Hacking the programs of cancer stem cells
All tumor cells are the offspring of a single, aberrant cell, but they are not all alike. Only a few retain the capacity of the original cell to create an entire tumor.
Such cancer stem cells can migrate to other tissues and become fatal metastases. To fully cure a patient's cancer, it is crucial to find and eliminate all of these cells because any that escape can regenerate the tumor and trigger its spread through the body.
Liang Fang and his colleagues in Walter Birchmeier's group at the Max Delbrück Center for Molecular Medicine (MDC), working with colleagues on the Berlin-Buch campus, have now discovered a molecule that interrupts biochemical signals essential for the survival of a certain type of cancer stem cell. The work is published ahead of print in the online edition of Cancer Research.
In their study Liang and his colleagues focused on a biochemical network within cells called the Wnt signaling pathway, which Birchmeier's lab has studied for many years. One of their discoveries has been that certain types of cancer stem cells require continual stimulation via this pathway to survive and maintain the properties that make them so dangerous. A component of the network called beta-catenin plays an essential role in transmitting Wnt signals to genes that promote the survival and reproduction of the cancer cells. In healthy cells there is no signal from Wnt, and beta-catenin is destroyed.
"In the absence of a signal, beta-catenin is locked out of the cell nucleus," Birchmeier says. "It is linked to a complex of proteins that ultimately break it down.
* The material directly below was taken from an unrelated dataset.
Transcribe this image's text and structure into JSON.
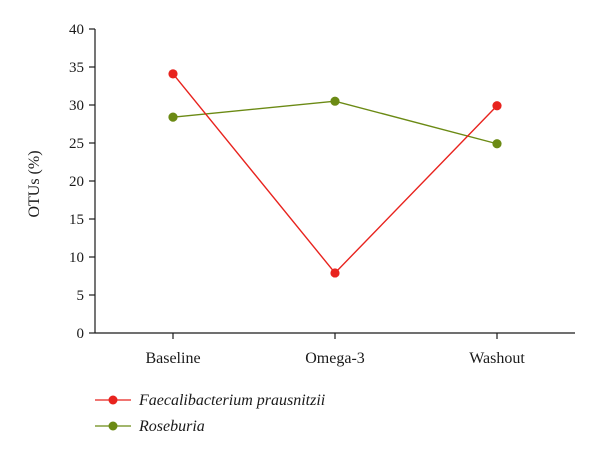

Normally it requires a signal to be released from this 'destruction complex,' and it travels to the cell nucleus." There beta-catenin binds to transcription factors such as the protein TCF4, and in combination the molecules activate specific target genes. In cancer there is no signal, but defective cellular molecules behave as if they have received one and release beta-catenin from the complex.
It might be possible, the scientists reasoned, to prevent this by interrupting the interaction between beta-catenin and TCF4 with a drug. Contacts between two proteins are normally very difficult to destabilize with the small molecules that make up drugs. Proteins usually bind over large areas of their surfaces, which means that a comparatively small obstacle won't prevent the interaction. That is the case with other beta-catenin binding partners.
But the crucial points of contact between beta-catenin and TCF4 appeared to be small "hotspots" which suggested that an inhibitor might block it. Liang Fang took the problem to the campus Screening Unit and Medicinal Chemistry group, a partnership between the MDC and FMP. The facility has high-throughput technology platforms and a "library" of tens of thousands of substances that scientists use to search for inhibitors. The screen turned up a compound they called LF3 which very strongly inhibited binding.
After showing that the compound stripped cancer stem cells of some properties essential to their survival, the lab's next step was to determine whether it would have any effect on tumors in living animals. The scientists turned to the company EPO, a campus-based spin-off of the MDC, to develop lines of mice with tumors derived from human colon cancer tissue. The company specializes in creating mouse models from individual patients' tumors, then testing the animals with a battery of known drugs in hopes of finding one that will effectively combat a specific case of cancer. In this case, all the animals developed tumors, even when injected with a relatively small number of enriched cancer cells.
The animals were then treated with LF3. "We observed a strong reduction of tumor growth," Walter Birchmeier says. "What remained seemed to be completely devoid of cancer stem cells - LF3 seemed to be powerfully triggering these cells to differentiate into benign tissue. At the same time no signaling systems other than Wnt were disturbed. All of these factors make LF3 very promising to further develop as a lead compound, aiming for therapies that target tumors whose growth and survival depend on Wnt signaling."